Bel istirahat pun berbunyi. Aku segera mengajak Tata, Sally, dan Roy ke kantin.
“Ta, aku mau nanya sesuatu sama kamu. Tapi kamu jangan marah yah..” kataku dengan
nada yang pelan.
“Emangnya mau nanya apa sih ? udah tanya aja aku nggak bakal marah kamu lagi kok..”
“Hmm.. sebenarnya aku lagi bingung nih.. dari pagi aku belum melihat Feri padahal dia kan
pacar kamu. Kamu tau nggak dia ada dimana ?”
“Ohh sebenarnya aku sama Feri sudah putus”. Jawabnya dengan nada yang santai.
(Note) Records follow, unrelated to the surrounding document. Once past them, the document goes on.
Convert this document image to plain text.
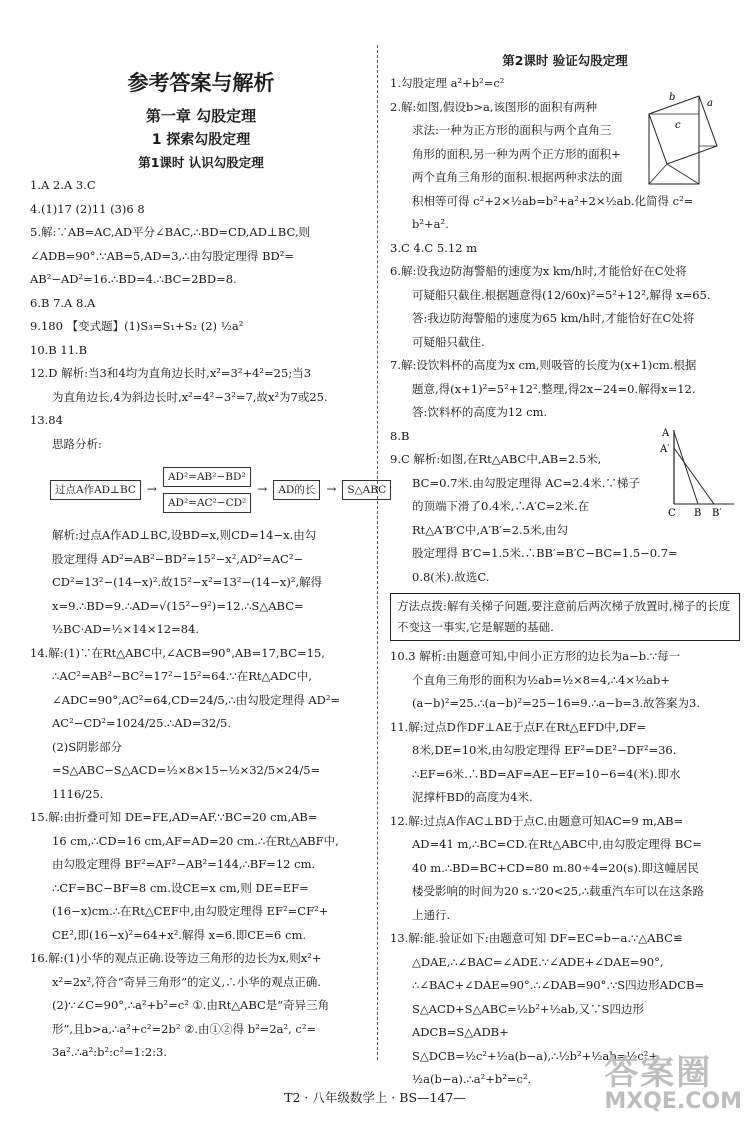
参考答案与解析
第一章 勾股定理
1 探索勾股定理
第1课时 认识勾股定理

1.A 2.A 3.C

4.(1)17 (2)11 (3)6 8

5.解:∵AB=AC,AD平分∠BAC,∴BD=CD,AD⊥BC,则

∠ADB=90°.∵AB=5,AD=3,∴由勾股定理得 BD²=

AB²−AD²=16.∴BD=4.∴BC=2BD=8.

6.B 7.A 8.A

9.180 【变式题】(1)S₃=S₁+S₂ (2) ½a²

10.B 11.B

12.D 解析:当3和4均为直角边长时,x²=3²+4²=25;当3

为直角边长,4为斜边长时,x²=4²−3²=7,故x²为7或25.

13.84

思路分析:

过点A作AD⊥BC →
AD²=AB²−BD²
AD²=AC²−CD²
→	AD的长 →	S△ABC

解析:过点A作AD⊥BC,设BD=x,则CD=14−x.由勾

股定理得 AD²=AB²−BD²=15²−x²,AD²=AC²−

CD²=13²−(14−x)².故15²−x²=13²−(14−x)²,解得

x=9.∴BD=9.∴AD=√(15²−9²)=12.∴S△ABC=

½BC·AD=½×14×12=84.

14.解:(1)∵在Rt△ABC中,∠ACB=90°,AB=17,BC=15,

∴AC²=AB²−BC²=17²−15²=64.∵在Rt△ADC中,

∠ADC=90°,AC²=64,CD=24/5,∴由勾股定理得 AD²=

AC²−CD²=1024/25.∴AD=32/5.

(2)S阴影部分=S△ABC−S△ACD=½×8×15−½×32/5×24/5=

1116/25.

15.解:由折叠可知 DE=FE,AD=AF.∵BC=20 cm,AB=

16 cm,∴CD=16 cm,AF=AD=20 cm.∴在Rt△ABF中,

由勾股定理得 BF²=AF²−AB²=144,∴BF=12 cm.

∴CF=BC−BF=8 cm.设CE=x cm,则 DE=EF=

(16−x)cm.∴在Rt△CEF中,由勾股定理得 EF²=CF²+

CE²,即(16−x)²=64+x².解得 x=6.即CE=6 cm.

16.解:(1)小华的观点正确.设等边三角形的边长为x,则x²+

x²=2x²,符合“奇异三角形”的定义,∴小华的观点正确.

(2)∵∠C=90°,∴a²+b²=c² ①.由Rt△ABC是“奇异三角

形”,且b>a,∴a²+c²=2b² ②.由①②得 b²=2a², c²=

3a².∴a²:b²:c²=1:2:3.

第2课时 验证勾股定理

1.勾股定理 a²+b²=c²

2.解:如图,假设b>a,该图形的面积有两种

求法:一种为正方形的面积与两个直角三

角形的面积,另一种为两个正方形的面积+

两个直角三角形的面积.根据两种求法的面

积相等可得 c²+2×½ab=b²+a²+2×½ab.化简得 c²=

b²+a².

3.C 4.C 5.12 m

6.解:设我边防海警船的速度为x km/h时,才能恰好在C处将

可疑船只截住.根据题意得(12/60x)²=5²+12²,解得 x=65.

答:我边防海警船的速度为65 km/h时,才能恰好在C处将

可疑船只截住.

7.解:设饮料杯的高度为x cm,则吸管的长度为(x+1)cm.根据

题意,得(x+1)²=5²+12².整理,得2x−24=0.解得x=12.

答:饮料杯的高度为12 cm.

8.B

9.C 解析:如图,在Rt△ABC中,AB=2.5米,

BC=0.7米.由勾股定理得 AC=2.4米.∵梯子

的顶端下滑了0.4米,∴A′C=2米.在

Rt△A′B′C中,A′B′=2.5米,由勾

股定理得 B′C=1.5米.∴BB′=B′C−BC=1.5−0.7=

0.8(米).故选C.

方法点拨:解有关梯子问题,要注意前后两次梯子放置时,梯子的长度不变这一事实,它是解题的基础.

10.3 解析:由题意可知,中间小正方形的边长为a−b.∵每一

个直角三角形的面积为½ab=½×8=4,∴4×½ab+

(a−b)²=25.∴(a−b)²=25−16=9.∴a−b=3.故答案为3.

11.解:过点D作DF⊥AE于点F.在Rt△EFD中,DF=

8米,DE=10米,由勾股定理得 EF²=DE²−DF²=36.

∴EF=6米.∴BD=AF=AE−EF=10−6=4(米).即水

泥撑杆BD的高度为4米.

12.解:过点A作AC⊥BD于点C.由题意可知AC=9 m,AB=

AD=41 m,∴BC=CD.在Rt△ABC中,由勾股定理得 BC=

40 m.∴BD=BC+CD=80 m.80÷4=20(s).即这幢居民

楼受影响的时间为20 s.∵20<25,∴载重汽车可以在这条路

上通行.

13.解:能.验证如下:由题意可知 DF=EC=b−a.∵△ABC≌

△DAE,∴∠BAC=∠ADE.∵∠ADE+∠DAE=90°,

∴∠BAC+∠DAE=90°.∴∠DAB=90°.∵S四边形ADCB=

S△ACD+S△ABC=½b²+½ab,又∵S四边形ADCB=S△ADB+

S△DCB=½c²+½a(b−a),∴½b²+½ab=½c²+

½a(b−a).∴a²+b²=c².

b
a
c
A
A′
C B B′
T2 · 八年级数学上 · BS—147—
答案圈
MXQE.COM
Aku hanya terdiam. Aku tidak bisa bertanya kenapa alasannya karena aku nggak mau ikut
campur lagi urusan mereka berdua.

Sesudah Tata putus sama Feri, persahabatan kami terus berlanjut. Aku sama Roy masih
berpacaran, Sally juga masih berpacaran dengan kakak ketua Osis, sedangkan Tata yang
sudah jomblo. Akhirnya perlombaan mencari pacar dimenangkan oleh aku. Tata segera
menepati janjinya dengan membeli barang-barang yang aku suka. Setiap hari, kami selalu
bersama, mengobrol bersama, canda dan tawa pun bersama. Kami tidak lagi saling
mementingkan diri sendiri, mementingkan pacar kami dan tidak saling membedakan. Jika
memilih antara sahabat atau cinta yah aku akan memilih sahabat. Karena sahabat yang
setia akan selalu ada bersama dengan kita walaupun masa terpuruk pun.